The ACS attempts to work as the progressive equivalent of the Federalist Society, winning hearts and minds among law school students, lawyers and judges.
But Fredrickson, who was ACS president from 2009 to 2019, admits that progressive legal professionals lack the partisan fervour of their conservative counterparts. “There is still a belief in the independence of the judiciary,” she explained. “Judges that are aligned to the ACS are not willing to compromise themselves in the same way by suggesting they’re enthralled with one political party.”
Can a new man in the White House bring change?
Ginsburg’s death just weeks before the presidential election sets the stage for intense partisan wrangling in Washington’s corridors of power with progressive hopes riding on a Joe Biden victory in the November 3 polls.
But Ackerman worries that even if Democrats win the White House and both chambers of Congress, there could be systemic legal issues at stake.

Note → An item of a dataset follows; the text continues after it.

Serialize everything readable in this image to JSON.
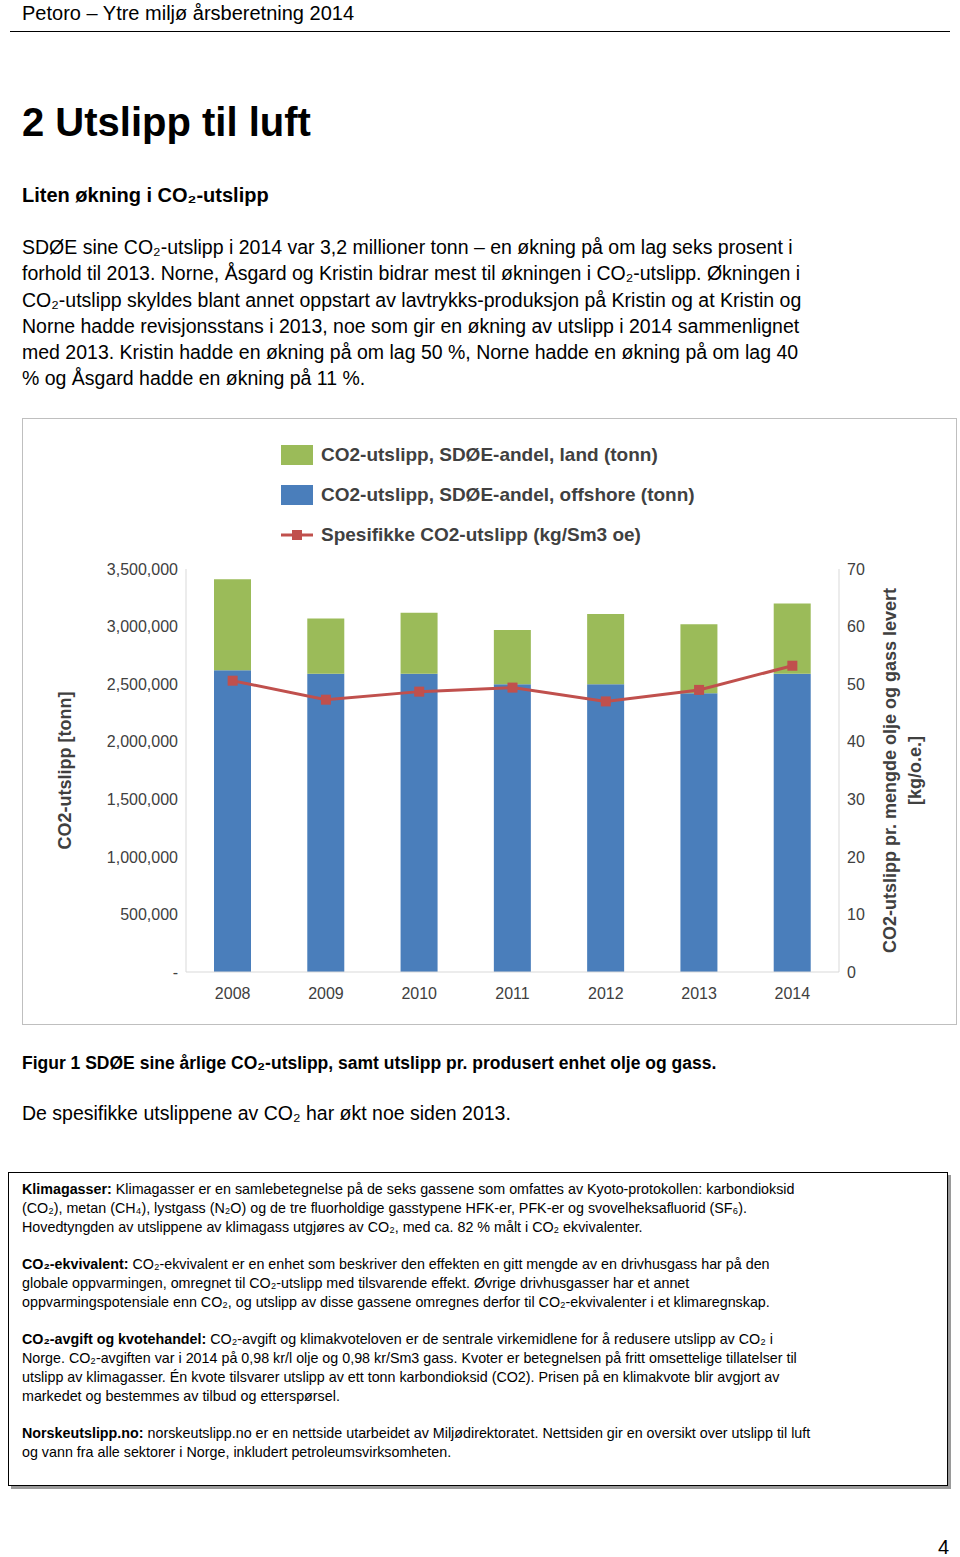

“If Biden wins, he will then pass legislation affirming rights to gender equality, taxing the wealthy and strong environmental legislation. The question then, is will the Supreme Court try to negate it? If it does, there could be a crisis where democratically elected representatives will challenge the legitimacy of the Supreme Court,” he noted.
Fredrickson though remains optimistic. “It’s not entirely bleak,” she said. “There is a lot of hope that should Biden win, Democrats will work hard to pass legislation that would address weaknesses by expanding membership of the court, adding judges and changing their terms. There’s nothing in the Constitution that sets the size of the court. These measures are certainly on the table now.”